Following that news that Durham police allowed one of their own officers to operate a dispensary in the town, at least one member of the local police board is demanding answers for why constable Phil Edgar received permission to run the business.
Pickering councillor and retired Toronto police sergeant Bill McLean sits on the police board and said he’ll be asking how Edgar was able to operate his dispensary, Living On Inc., when the board next meets.
“I think it’s our job as a board to ask those questions and get those answers,” McLean said.
The police department has refused to discuss the issue since it was discovered saying that it’s a private “employer-employee matter,” and, as a personnel issue, has no place being discussed at the public board.
“It’s nothing to do with the Police Services Board. They don’t oversee anything like this,” said Edgar.
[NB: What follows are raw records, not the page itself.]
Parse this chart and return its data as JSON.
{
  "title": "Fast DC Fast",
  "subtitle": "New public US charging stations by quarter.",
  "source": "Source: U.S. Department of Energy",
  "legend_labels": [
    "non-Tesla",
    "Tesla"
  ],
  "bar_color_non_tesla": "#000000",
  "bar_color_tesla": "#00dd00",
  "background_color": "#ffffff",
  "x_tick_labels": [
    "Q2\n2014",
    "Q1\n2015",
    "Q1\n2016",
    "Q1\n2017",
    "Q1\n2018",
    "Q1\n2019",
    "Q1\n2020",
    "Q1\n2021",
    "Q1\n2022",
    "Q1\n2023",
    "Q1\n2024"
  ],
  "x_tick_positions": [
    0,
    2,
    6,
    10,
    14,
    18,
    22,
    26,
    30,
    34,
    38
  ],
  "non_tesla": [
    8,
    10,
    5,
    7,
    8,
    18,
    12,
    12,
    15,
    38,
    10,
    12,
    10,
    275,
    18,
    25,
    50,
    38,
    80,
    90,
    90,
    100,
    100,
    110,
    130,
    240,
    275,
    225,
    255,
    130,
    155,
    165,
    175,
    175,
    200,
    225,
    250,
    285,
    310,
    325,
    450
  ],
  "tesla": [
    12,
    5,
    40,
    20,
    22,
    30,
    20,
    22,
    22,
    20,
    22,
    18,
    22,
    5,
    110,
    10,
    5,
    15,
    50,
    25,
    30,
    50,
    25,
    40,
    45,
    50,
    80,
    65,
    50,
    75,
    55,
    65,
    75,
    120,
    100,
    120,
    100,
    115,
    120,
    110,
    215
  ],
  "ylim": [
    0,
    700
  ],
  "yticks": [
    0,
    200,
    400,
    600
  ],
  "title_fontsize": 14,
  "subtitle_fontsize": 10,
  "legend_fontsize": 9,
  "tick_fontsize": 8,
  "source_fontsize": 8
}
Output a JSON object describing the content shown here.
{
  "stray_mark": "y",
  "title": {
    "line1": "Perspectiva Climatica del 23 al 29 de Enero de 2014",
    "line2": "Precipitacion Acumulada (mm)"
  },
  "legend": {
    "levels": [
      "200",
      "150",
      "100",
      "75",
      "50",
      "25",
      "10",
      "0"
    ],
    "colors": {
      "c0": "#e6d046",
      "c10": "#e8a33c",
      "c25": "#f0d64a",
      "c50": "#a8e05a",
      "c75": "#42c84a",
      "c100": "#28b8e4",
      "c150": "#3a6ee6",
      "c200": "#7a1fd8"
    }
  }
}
After the Toronto Star discovered the connection to Edgar, the officer said he “stepped back” from the dispensary and said he’s deciding which career he will continue in, cannabis or police service.
McLean said he was told that the Durham police were told they legally needed to approve Edgar’s ownership of the dispensary, according to records.
Police have not provided the legal opinion to the public or direct commented on Edgar’s business.
“While our decision making is subject to limitations in the legislation, the Service would never knowingly approve a request for secondary employment that is illegal,” a police spokesman said. “At any time, should new facts come to the attention of the Service that would change the context of a secondary employment approval, the Service may take any steps deemed necessary, including revocation of the approval.”
Edgar said he believed the dispensary was licensed for business.
“From my view, everything Living On was doing was ethical and legal. If we’re helping people, and it’s all ethical and legal, then I have no problem with it,” Edgar said.
Ontario police continue enforcement against dispensaries in the province, especially seen in Toronto, where raids against the operations have become a regular announcement from police.